Pietre in viaggio. La Certosa di Pavia

Giovedì 10 luglio alle ore 21 prende il via la programmazione dei “giovedì del Museo e dell’Ecomuseo” dell’estate 2025, incentrata sul tema del viaggio.

Presso l’Antica Latteria, in Vicolo XI, 11a, verrà infatti inaugurata la mostra “Pietre in viaggio. La Certosa di Pavia” con fotografie di Tatiana Ferrario, dando continuità alla proposta del 2024 che aveva presentato le pietre dei laghi al Cimitero Monumentale di Milano”.

L’apertura della mostra, allestita al piano terra dell’Antica Latteria, sarà preceduta dalla presentazione dell’insigne monumento a cura dello storico dell’arte Gian Vittorio Moro e da un approfondimento sulle pietre utilizzate nella sua costruzione e sull’organizzazione degli approvvigionamenti a cura dell’archeologa e coordinatrice dell’Ecomuseo Elena Poletti.

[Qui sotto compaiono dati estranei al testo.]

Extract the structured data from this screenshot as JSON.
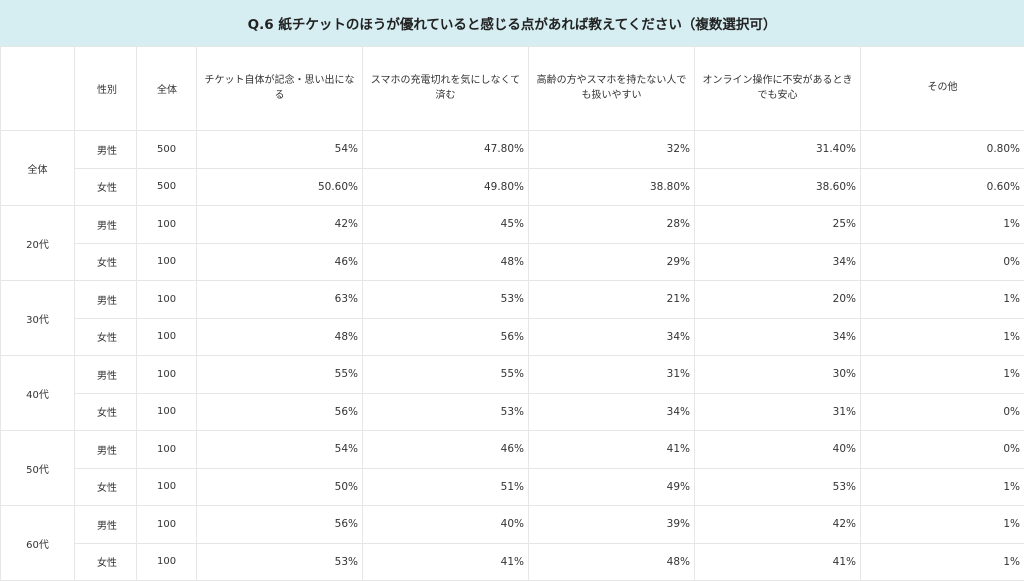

L’esposizione sarà visitabile fino al 31 agosto nei giorni di giovedì, venerdì, sabato e domenica ore 15-18.

La mostra fotografica “Pietre in viaggio. La Certosa di Pavia”

Una trentina di scatti di Tatiana Ferrario, fotoamatrice e ricercatrice di testimonianze del passato da catturare con l’obiettivo, offre uno sguardo sul complesso della Certosa di Pavia, il monumento che, a partire dal 1396, in seguito a un voto espresso dalla moglie di Gian Galeazzo Visconti, fu costruito come grandiosa celebrazione della dinastia dei duchi di Milano.

Oltre che per la rilevante ricchezza artistica, determinata dall’impiego delle migliori maestranze presenti nel Ducato e attive anche nel Duomo di Milano, la Certosa si propone quale interessantissimo esempio di cantiere costruttivo che, richiedendo ingenti quantitativi di pietra, attinse a diverse zone estrattive, offrendo, soprattutto nella facciata, un campionario litologico policromo dalle provenienze disparate.

Le prime aree di approvvigionamento lapideo furono il Verbano con la pietra d’Angera e l’Ossola con i serizzi, il marmo “bastardo”, termine utilizzato nei documenti per indicare la varietà estratta nelle cave di Ornavasso, di cui furono per lo più fornitori gli imprenditori della famiglia Ronchi, e, in misura minore, il marmo di Candoglia acquistato direttamente dalla Fabbrica del Duomo di Milano e trasportato da Milano a Binasco lungo la rete dei navigli.

A partire dal 1473, con l’avvio della costruzione e decorazione della facciata, i monaci certosini con gli architetti Solari, riorganizzarono le forniture rivolgendosi a due diverse aree di cava principali. Da un lato stipularono un contratto pluriennale (rinnovato nel 1492 e protrattosi fino agli inizi del Cinquecento) con Veneranda Fabbrica per l’acquisto di importanti quantitativi di marmo di Candoglia, destinato al rivestimento. In questa nuova fase le forniture presero a percorrere una via diretta per Pavia tramite il Ticino, senza la tappa intermedia a Milano.

Accanto al marmo ossolano la committenza e le maestranze optarono per il più pregiato marmo di Carrara per la statuaria, instaurando rapporti commerciali con vari imprenditori e cavatori apuani e intermediari genovesi o lombardi. In questa fornitura, unica in area padana per quantità di materiale acquistato, il materiale lapideo giungeva dalle coste tirreniche circumnavigando l’Italia fino a Venezia e, da qui, prendendo la via fluviale del Po e del Ticino.

Oltre a queste principali varietà, nella facciata furono utilizzati per alcuni dettagli i marmi neri di Saltrio (presso Viggiù VA) e di Varenna (lago di Como) e porfidi rossi e verdi di provenienza greca, tratti dallo spoglio di monumenti d’età romana.

La rassegna di pietre provenienti dai nostri laghi è completata dalla serpentinite nera di Oira, che fu utilizzata agli inizi del novecento per i restauri, in sostituzione del marmo nero di Saltrio, poiché più duratura. La scelta di questo poco noto giacimento sito sul lago d’Orta nell’omonima frazione a lago di Nonio si deve all’architetto di origine omegnese Luca Beltrami che diresse i lavori.